Hepatitis B virus in situ hybridization in virus seronegative diffuse large B-cell lymphomas - A pilot study.

[BACKGROUND] Hepatitis B virus (HBV) is well established to be lymphotropic with replicative intermediates of the virus found in the mononuclear cells and B cells. HBV is also known to persist indefinitely in the form of occult infection (HBsAg negative but HBV DNA positive). Serological and molecular studies and meta-analyses have found a significant association of HBV with diffuse large B-cell lymphoma (DLBCL). Whether the HBV is in the malignant cells or not remains unclear.

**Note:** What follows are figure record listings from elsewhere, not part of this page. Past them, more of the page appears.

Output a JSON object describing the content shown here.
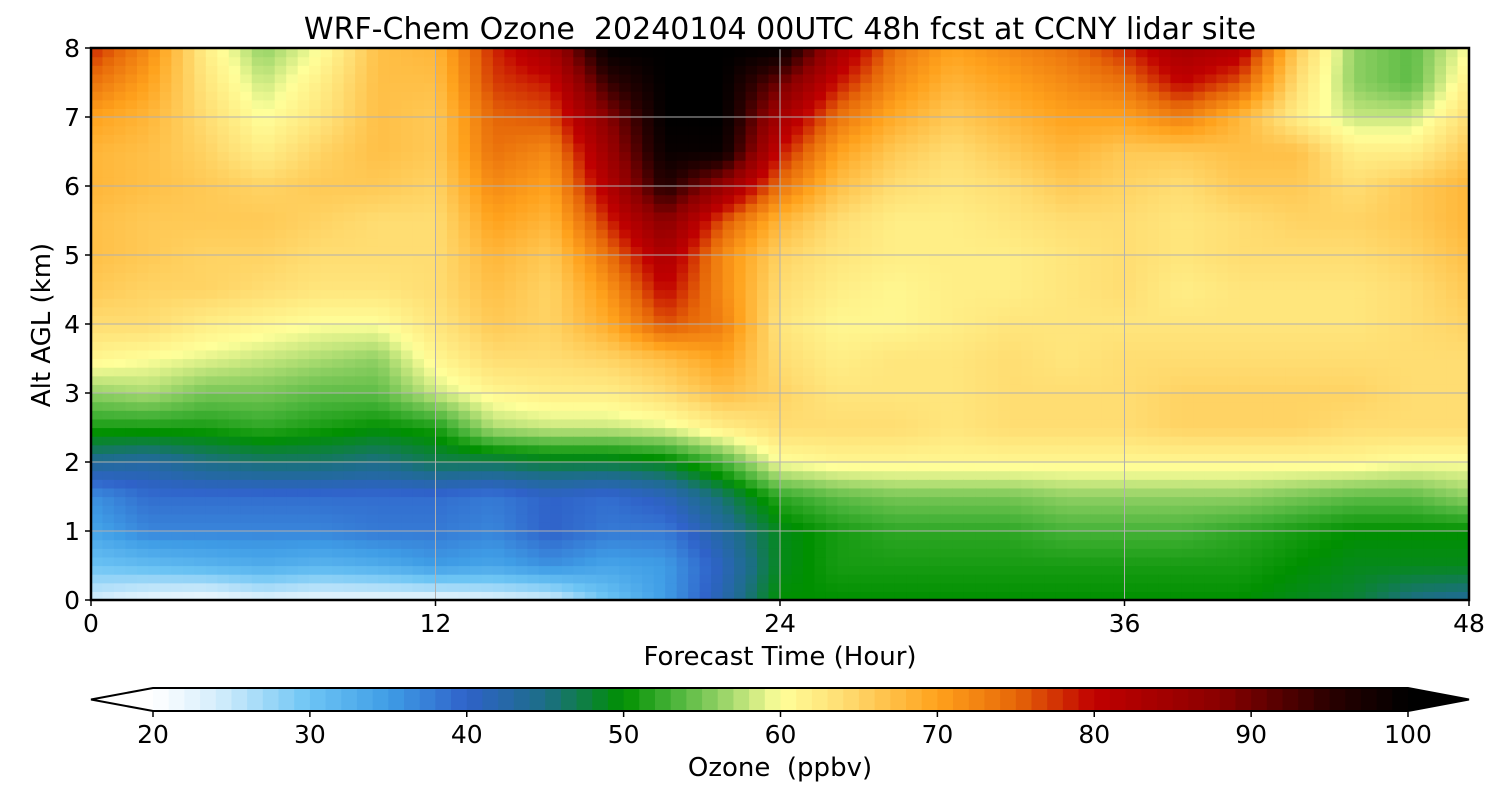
{
  "chart_data": {
    "type": "heatmap",
    "title": "WRF-Chem Ozone  20240104 00UTC 48h fcst at CCNY lidar site",
    "xlabel": "Forecast Time (Hour)",
    "ylabel": "Alt AGL (km)",
    "xlim": [
      0,
      48
    ],
    "ylim": [
      0,
      8
    ],
    "x_ticks": [
      "0",
      "12",
      "24",
      "36",
      "48"
    ],
    "y_ticks": [
      "0",
      "1",
      "2",
      "3",
      "4",
      "5",
      "6",
      "7",
      "8"
    ],
    "grid": true,
    "x": [
      0,
      2,
      4,
      6,
      8,
      10,
      12,
      14,
      16,
      18,
      20,
      22,
      24,
      26,
      28,
      30,
      32,
      34,
      36,
      38,
      40,
      42,
      44,
      46,
      48
    ],
    "y": [
      0,
      0.5,
      1,
      1.5,
      2,
      2.5,
      3,
      3.5,
      4,
      4.5,
      5,
      5.5,
      6,
      6.5,
      7,
      7.5,
      8
    ],
    "z": [
      [
        24,
        22,
        21,
        23,
        22,
        22,
        22,
        23,
        24,
        30,
        35,
        42,
        50,
        50,
        50,
        50,
        50,
        50,
        50,
        50,
        50,
        49,
        48,
        45,
        44
      ],
      [
        30,
        31,
        32,
        33,
        32,
        33,
        35,
        34,
        36,
        34,
        35,
        41,
        49,
        51,
        51,
        51,
        51,
        51,
        51,
        51,
        51,
        50,
        49,
        49,
        49
      ],
      [
        34,
        37,
        37,
        37,
        37,
        38,
        38,
        37,
        40,
        38,
        38,
        43,
        49,
        51,
        52,
        52,
        52,
        53,
        53,
        53,
        52,
        51,
        50,
        50,
        50
      ],
      [
        36,
        39,
        39,
        39,
        39,
        39,
        39,
        38,
        40,
        39,
        41,
        46,
        52,
        54,
        55,
        55,
        55,
        56,
        56,
        56,
        56,
        55,
        54,
        54,
        56
      ],
      [
        44,
        43,
        45,
        46,
        46,
        45,
        47,
        47,
        48,
        48,
        49,
        53,
        60,
        61,
        61,
        61,
        61,
        61,
        61,
        61,
        61,
        61,
        61,
        60,
        60
      ],
      [
        51,
        51,
        51,
        52,
        51,
        50,
        51,
        57,
        58,
        58,
        59,
        62,
        64,
        64,
        64,
        63,
        64,
        64,
        64,
        65,
        65,
        65,
        64,
        64,
        64
      ],
      [
        56,
        57,
        55,
        55,
        54,
        54,
        58,
        61,
        62,
        62,
        64,
        67,
        65,
        63,
        63,
        63,
        64,
        64,
        64,
        65,
        65,
        65,
        65,
        64,
        64
      ],
      [
        61,
        60,
        59,
        58,
        57,
        56,
        61,
        64,
        64,
        65,
        67,
        70,
        64,
        62,
        63,
        63,
        64,
        63,
        64,
        64,
        64,
        64,
        64,
        64,
        64
      ],
      [
        64,
        64,
        62,
        61,
        60,
        60,
        63,
        66,
        65,
        69,
        76,
        73,
        63,
        61,
        61,
        62,
        63,
        63,
        63,
        63,
        63,
        63,
        63,
        64,
        65
      ],
      [
        66,
        65,
        65,
        64,
        63,
        63,
        64,
        67,
        65,
        71,
        80,
        72,
        64,
        62,
        61,
        62,
        62,
        63,
        64,
        62,
        63,
        63,
        63,
        64,
        66
      ],
      [
        67,
        66,
        65,
        65,
        64,
        64,
        64,
        68,
        66,
        74,
        83,
        72,
        65,
        63,
        62,
        62,
        62,
        63,
        64,
        63,
        64,
        64,
        64,
        65,
        67
      ],
      [
        67,
        66,
        66,
        66,
        65,
        64,
        64,
        70,
        68,
        78,
        88,
        76,
        68,
        64,
        62,
        62,
        63,
        64,
        64,
        63,
        64,
        65,
        65,
        66,
        68
      ],
      [
        68,
        67,
        66,
        65,
        66,
        66,
        65,
        72,
        70,
        82,
        96,
        86,
        74,
        67,
        64,
        63,
        64,
        66,
        65,
        64,
        66,
        66,
        64,
        66,
        68
      ],
      [
        68,
        67,
        65,
        62,
        65,
        67,
        66,
        74,
        72,
        85,
        99,
        99,
        79,
        70,
        66,
        64,
        66,
        68,
        66,
        66,
        67,
        67,
        62,
        62,
        66
      ],
      [
        70,
        68,
        64,
        60,
        63,
        67,
        66,
        75,
        76,
        88,
        100,
        100,
        84,
        74,
        69,
        66,
        68,
        70,
        70,
        73,
        68,
        62,
        58,
        58,
        64
      ],
      [
        74,
        70,
        63,
        58,
        62,
        67,
        67,
        77,
        79,
        94,
        100,
        100,
        90,
        79,
        72,
        68,
        70,
        72,
        74,
        80,
        76,
        64,
        56,
        54,
        62
      ],
      [
        78,
        72,
        62,
        56,
        60,
        67,
        68,
        78,
        84,
        100,
        100,
        100,
        100,
        84,
        74,
        70,
        72,
        74,
        78,
        84,
        82,
        66,
        56,
        54,
        60
      ]
    ],
    "colorbar": {
      "label": "Ozone  (ppbv)",
      "min": 20,
      "max": 100,
      "extend": "both",
      "ticks": [
        "20",
        "30",
        "40",
        "50",
        "60",
        "70",
        "80",
        "90",
        "100"
      ],
      "stops": [
        {
          "v": 20,
          "c": "#ffffff"
        },
        {
          "v": 24,
          "c": "#d6eefc"
        },
        {
          "v": 30,
          "c": "#6cc4f4"
        },
        {
          "v": 35,
          "c": "#3f9de6"
        },
        {
          "v": 40,
          "c": "#2f62c9"
        },
        {
          "v": 45,
          "c": "#1c6e86"
        },
        {
          "v": 50,
          "c": "#009000"
        },
        {
          "v": 53,
          "c": "#45b237"
        },
        {
          "v": 56,
          "c": "#8fd063"
        },
        {
          "v": 60,
          "c": "#ffff9a"
        },
        {
          "v": 64,
          "c": "#ffdd72"
        },
        {
          "v": 70,
          "c": "#ffa21c"
        },
        {
          "v": 75,
          "c": "#e66708"
        },
        {
          "v": 80,
          "c": "#c00000"
        },
        {
          "v": 88,
          "c": "#8a0000"
        },
        {
          "v": 95,
          "c": "#2a0000"
        },
        {
          "v": 100,
          "c": "#000000"
        }
      ]
    }
  }
}
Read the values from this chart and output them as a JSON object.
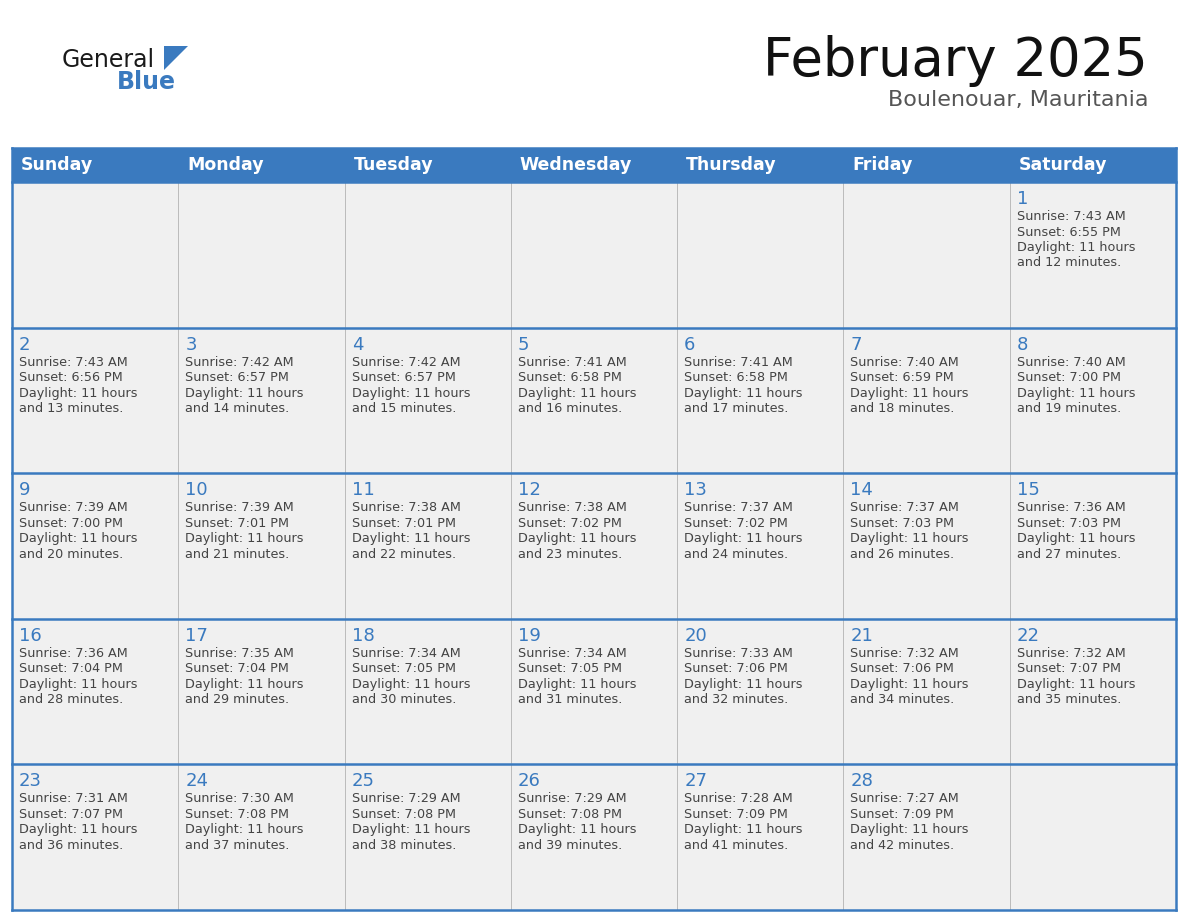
{
  "title": "February 2025",
  "subtitle": "Boulenouar, Mauritania",
  "days_of_week": [
    "Sunday",
    "Monday",
    "Tuesday",
    "Wednesday",
    "Thursday",
    "Friday",
    "Saturday"
  ],
  "header_bg": "#3a7abf",
  "header_text": "#ffffff",
  "cell_bg": "#f0f0f0",
  "day_num_color": "#3a7abf",
  "text_color": "#444444",
  "line_color": "#3a7abf",
  "sep_color": "#bbbbbb",
  "calendar_data": [
    [
      null,
      null,
      null,
      null,
      null,
      null,
      {
        "day": 1,
        "sunrise": "7:43 AM",
        "sunset": "6:55 PM",
        "daylight_h": "11 hours",
        "daylight_m": "and 12 minutes."
      }
    ],
    [
      {
        "day": 2,
        "sunrise": "7:43 AM",
        "sunset": "6:56 PM",
        "daylight_h": "11 hours",
        "daylight_m": "and 13 minutes."
      },
      {
        "day": 3,
        "sunrise": "7:42 AM",
        "sunset": "6:57 PM",
        "daylight_h": "11 hours",
        "daylight_m": "and 14 minutes."
      },
      {
        "day": 4,
        "sunrise": "7:42 AM",
        "sunset": "6:57 PM",
        "daylight_h": "11 hours",
        "daylight_m": "and 15 minutes."
      },
      {
        "day": 5,
        "sunrise": "7:41 AM",
        "sunset": "6:58 PM",
        "daylight_h": "11 hours",
        "daylight_m": "and 16 minutes."
      },
      {
        "day": 6,
        "sunrise": "7:41 AM",
        "sunset": "6:58 PM",
        "daylight_h": "11 hours",
        "daylight_m": "and 17 minutes."
      },
      {
        "day": 7,
        "sunrise": "7:40 AM",
        "sunset": "6:59 PM",
        "daylight_h": "11 hours",
        "daylight_m": "and 18 minutes."
      },
      {
        "day": 8,
        "sunrise": "7:40 AM",
        "sunset": "7:00 PM",
        "daylight_h": "11 hours",
        "daylight_m": "and 19 minutes."
      }
    ],
    [
      {
        "day": 9,
        "sunrise": "7:39 AM",
        "sunset": "7:00 PM",
        "daylight_h": "11 hours",
        "daylight_m": "and 20 minutes."
      },
      {
        "day": 10,
        "sunrise": "7:39 AM",
        "sunset": "7:01 PM",
        "daylight_h": "11 hours",
        "daylight_m": "and 21 minutes."
      },
      {
        "day": 11,
        "sunrise": "7:38 AM",
        "sunset": "7:01 PM",
        "daylight_h": "11 hours",
        "daylight_m": "and 22 minutes."
      },
      {
        "day": 12,
        "sunrise": "7:38 AM",
        "sunset": "7:02 PM",
        "daylight_h": "11 hours",
        "daylight_m": "and 23 minutes."
      },
      {
        "day": 13,
        "sunrise": "7:37 AM",
        "sunset": "7:02 PM",
        "daylight_h": "11 hours",
        "daylight_m": "and 24 minutes."
      },
      {
        "day": 14,
        "sunrise": "7:37 AM",
        "sunset": "7:03 PM",
        "daylight_h": "11 hours",
        "daylight_m": "and 26 minutes."
      },
      {
        "day": 15,
        "sunrise": "7:36 AM",
        "sunset": "7:03 PM",
        "daylight_h": "11 hours",
        "daylight_m": "and 27 minutes."
      }
    ],
    [
      {
        "day": 16,
        "sunrise": "7:36 AM",
        "sunset": "7:04 PM",
        "daylight_h": "11 hours",
        "daylight_m": "and 28 minutes."
      },
      {
        "day": 17,
        "sunrise": "7:35 AM",
        "sunset": "7:04 PM",
        "daylight_h": "11 hours",
        "daylight_m": "and 29 minutes."
      },
      {
        "day": 18,
        "sunrise": "7:34 AM",
        "sunset": "7:05 PM",
        "daylight_h": "11 hours",
        "daylight_m": "and 30 minutes."
      },
      {
        "day": 19,
        "sunrise": "7:34 AM",
        "sunset": "7:05 PM",
        "daylight_h": "11 hours",
        "daylight_m": "and 31 minutes."
      },
      {
        "day": 20,
        "sunrise": "7:33 AM",
        "sunset": "7:06 PM",
        "daylight_h": "11 hours",
        "daylight_m": "and 32 minutes."
      },
      {
        "day": 21,
        "sunrise": "7:32 AM",
        "sunset": "7:06 PM",
        "daylight_h": "11 hours",
        "daylight_m": "and 34 minutes."
      },
      {
        "day": 22,
        "sunrise": "7:32 AM",
        "sunset": "7:07 PM",
        "daylight_h": "11 hours",
        "daylight_m": "and 35 minutes."
      }
    ],
    [
      {
        "day": 23,
        "sunrise": "7:31 AM",
        "sunset": "7:07 PM",
        "daylight_h": "11 hours",
        "daylight_m": "and 36 minutes."
      },
      {
        "day": 24,
        "sunrise": "7:30 AM",
        "sunset": "7:08 PM",
        "daylight_h": "11 hours",
        "daylight_m": "and 37 minutes."
      },
      {
        "day": 25,
        "sunrise": "7:29 AM",
        "sunset": "7:08 PM",
        "daylight_h": "11 hours",
        "daylight_m": "and 38 minutes."
      },
      {
        "day": 26,
        "sunrise": "7:29 AM",
        "sunset": "7:08 PM",
        "daylight_h": "11 hours",
        "daylight_m": "and 39 minutes."
      },
      {
        "day": 27,
        "sunrise": "7:28 AM",
        "sunset": "7:09 PM",
        "daylight_h": "11 hours",
        "daylight_m": "and 41 minutes."
      },
      {
        "day": 28,
        "sunrise": "7:27 AM",
        "sunset": "7:09 PM",
        "daylight_h": "11 hours",
        "daylight_m": "and 42 minutes."
      },
      null
    ]
  ],
  "fig_width": 11.88,
  "fig_height": 9.18,
  "dpi": 100
}
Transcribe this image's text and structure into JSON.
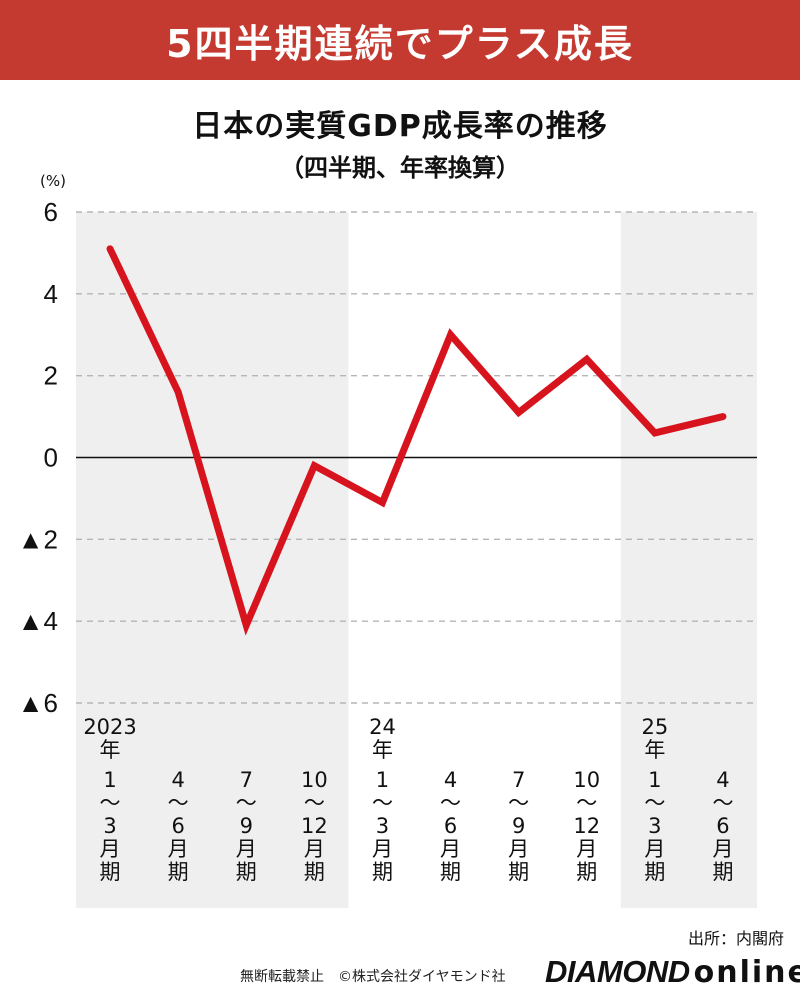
{
  "header": {
    "banner_text": "5四半期連続でプラス成長",
    "banner_color": "#c53a30"
  },
  "chart_data": {
    "type": "line",
    "title": "日本の実質GDP成長率の推移",
    "subtitle": "（四半期、年率換算）",
    "ylabel": "(%)",
    "ylim": [
      -6,
      6
    ],
    "yticks": [
      6,
      4,
      2,
      0,
      -2,
      -4,
      -6
    ],
    "ytick_labels": [
      "6",
      "4",
      "2",
      "0",
      "▲2",
      "▲4",
      "▲6"
    ],
    "grid": true,
    "categories": [
      {
        "year": "2023\n年",
        "label": "1\n〜\n3\n月\n期"
      },
      {
        "year": "",
        "label": "4\n〜\n6\n月\n期"
      },
      {
        "year": "",
        "label": "7\n〜\n9\n月\n期"
      },
      {
        "year": "",
        "label": "10\n〜\n12\n月\n期"
      },
      {
        "year": "24\n年",
        "label": "1\n〜\n3\n月\n期"
      },
      {
        "year": "",
        "label": "4\n〜\n6\n月\n期"
      },
      {
        "year": "",
        "label": "7\n〜\n9\n月\n期"
      },
      {
        "year": "",
        "label": "10\n〜\n12\n月\n期"
      },
      {
        "year": "25\n年",
        "label": "1\n〜\n3\n月\n期"
      },
      {
        "year": "",
        "label": "4\n〜\n6\n月\n期"
      }
    ],
    "series": [
      {
        "values": [
          5.1,
          1.6,
          -4.1,
          -0.2,
          -1.1,
          3.0,
          1.1,
          2.4,
          0.6,
          1.0
        ],
        "color": "#d7141e"
      }
    ],
    "shaded_years": [
      "2023",
      "2025"
    ],
    "shade_color": "#efefef"
  },
  "footer": {
    "source": "出所：内閣府",
    "copyright": "無断転載禁止　©株式会社ダイヤモンド社",
    "logo_main": "DIAMOND",
    "logo_sub": "online"
  }
}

[AIM] To localize viral HBS gene sequences within the malignant cells of DLBCL.

[SETTINGS AND DESIGN] The study was conducted in the Department of Microbiology on archived lymph node tissue sections sourced from the Department of Histopathology in a tertiary care cancer center.

[MATERIALS AND METHODS] Non-isotopic in situ hybridization (NISH) was performed on lymph node sections from 40 formalin-fixed paraffin-embedded tissues of DLBCLs using a digoxigenin-labeled HBVS gene probe. All patients were incidentally HBsAg negative.

[RESULTS] Eleven of the 40 lymph nodes from DLBCL patients were HBV NISH positive. However, the positive signals were non-uniformly distributed mainly in the nucleus of the large malignant lymphoid cells, despite all cases being seronegative for HBsAg.

[CONCLUSION] Nearly 28% of the patients' lymph nodes showed evidence of HBV DNA. A possible explanation for NISH positivity in seronegative DLBCLs could be due to occult HBV infection. Future studies on HBsAg seropositive and seronegative DLBCL cases using more sensitive assays like polymerase chain reaction ISH may elucidate the causal association of HBV with DLBCLs more precisely and define the magnitude of the association.